The CBI has just unveiled its wishlist and it's calling on the chancellor to take on an £11.5bn shopping list of measures, that would fall to around £7bn by 2020/21.
The business lobby group says economic uncertainty continues over the UK's future relationship with the EU and its impact on firms' investment plans. So, the CBI wants an increase in average Public Sector Net Investment spending this Parliament to two per cent of GDP (currently forecast to drop to 1.7 per cent).
It says this would boost average annual public investment by £6bn and part of this should go to essential local transport infrastructure including through the Local Growth Fund.
It also wants maternity leave extended from nine months to a year to close the gap on maternity pay and childcare support. That would involve Hammond spending £2.1bn.
Hammond has said he would "reset" the public finances in response to the Brexit vote and expectations are brewing that spending will rise in the autumn statement on 23 November.

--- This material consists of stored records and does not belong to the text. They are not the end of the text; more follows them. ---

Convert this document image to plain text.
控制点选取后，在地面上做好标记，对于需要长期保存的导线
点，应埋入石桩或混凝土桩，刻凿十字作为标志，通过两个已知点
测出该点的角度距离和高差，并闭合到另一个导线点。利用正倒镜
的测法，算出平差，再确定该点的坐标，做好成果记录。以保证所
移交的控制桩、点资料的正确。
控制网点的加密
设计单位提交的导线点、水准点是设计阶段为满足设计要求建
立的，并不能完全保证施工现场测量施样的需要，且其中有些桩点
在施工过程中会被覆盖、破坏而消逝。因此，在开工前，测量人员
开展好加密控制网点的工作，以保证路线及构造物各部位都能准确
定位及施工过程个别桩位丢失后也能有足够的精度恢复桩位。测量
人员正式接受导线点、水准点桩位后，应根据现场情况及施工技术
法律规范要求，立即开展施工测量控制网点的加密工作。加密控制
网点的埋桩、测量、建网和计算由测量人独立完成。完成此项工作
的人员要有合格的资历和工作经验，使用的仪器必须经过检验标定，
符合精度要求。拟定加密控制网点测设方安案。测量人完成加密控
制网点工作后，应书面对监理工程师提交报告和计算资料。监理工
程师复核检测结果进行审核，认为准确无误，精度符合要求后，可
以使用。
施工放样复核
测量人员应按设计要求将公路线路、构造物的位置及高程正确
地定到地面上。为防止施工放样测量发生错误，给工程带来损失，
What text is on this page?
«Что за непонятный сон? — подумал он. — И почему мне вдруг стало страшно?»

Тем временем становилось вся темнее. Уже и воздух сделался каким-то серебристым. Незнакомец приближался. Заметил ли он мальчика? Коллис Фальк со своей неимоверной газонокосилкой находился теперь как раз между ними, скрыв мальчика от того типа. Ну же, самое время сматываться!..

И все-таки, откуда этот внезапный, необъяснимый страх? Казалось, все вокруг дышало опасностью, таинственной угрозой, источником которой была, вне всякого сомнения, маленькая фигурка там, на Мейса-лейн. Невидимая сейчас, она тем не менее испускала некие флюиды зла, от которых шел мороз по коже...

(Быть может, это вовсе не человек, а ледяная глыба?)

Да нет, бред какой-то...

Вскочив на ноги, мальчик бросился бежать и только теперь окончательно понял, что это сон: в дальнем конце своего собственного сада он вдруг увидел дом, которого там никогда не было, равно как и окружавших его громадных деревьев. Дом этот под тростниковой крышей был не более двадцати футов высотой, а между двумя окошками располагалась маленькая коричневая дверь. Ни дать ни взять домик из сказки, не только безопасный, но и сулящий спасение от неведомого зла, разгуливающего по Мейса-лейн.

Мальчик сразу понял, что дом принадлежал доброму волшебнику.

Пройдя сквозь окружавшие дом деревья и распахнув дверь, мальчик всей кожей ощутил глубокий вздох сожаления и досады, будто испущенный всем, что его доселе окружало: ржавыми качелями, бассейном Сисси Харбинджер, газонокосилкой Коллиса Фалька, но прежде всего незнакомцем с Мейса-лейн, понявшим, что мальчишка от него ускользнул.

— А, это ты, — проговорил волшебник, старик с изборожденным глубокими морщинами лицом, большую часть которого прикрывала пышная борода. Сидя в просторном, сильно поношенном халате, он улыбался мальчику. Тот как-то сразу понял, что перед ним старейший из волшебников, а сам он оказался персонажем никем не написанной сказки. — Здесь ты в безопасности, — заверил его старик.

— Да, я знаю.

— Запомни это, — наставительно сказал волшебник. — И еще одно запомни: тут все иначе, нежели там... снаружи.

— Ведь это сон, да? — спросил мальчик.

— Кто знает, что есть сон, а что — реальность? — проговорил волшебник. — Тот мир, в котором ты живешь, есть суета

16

Carolyn Fairbairn, director general of the CBI, said:
"Amid economic uncertainty it's important that the government does what it can to incentivise businesses to invest today, rather than postpone until tomorrow.
Increasing the Annual Investment Allowance to £1 million until the end of 2018 and removing new plant and machinery investments from business rate calculations would make a real difference."
With significant variations in productivity between different parts of the country, Fairbairn thinks the top priority must be to set out a programme that gets regions across the UK "firing on all cylinders".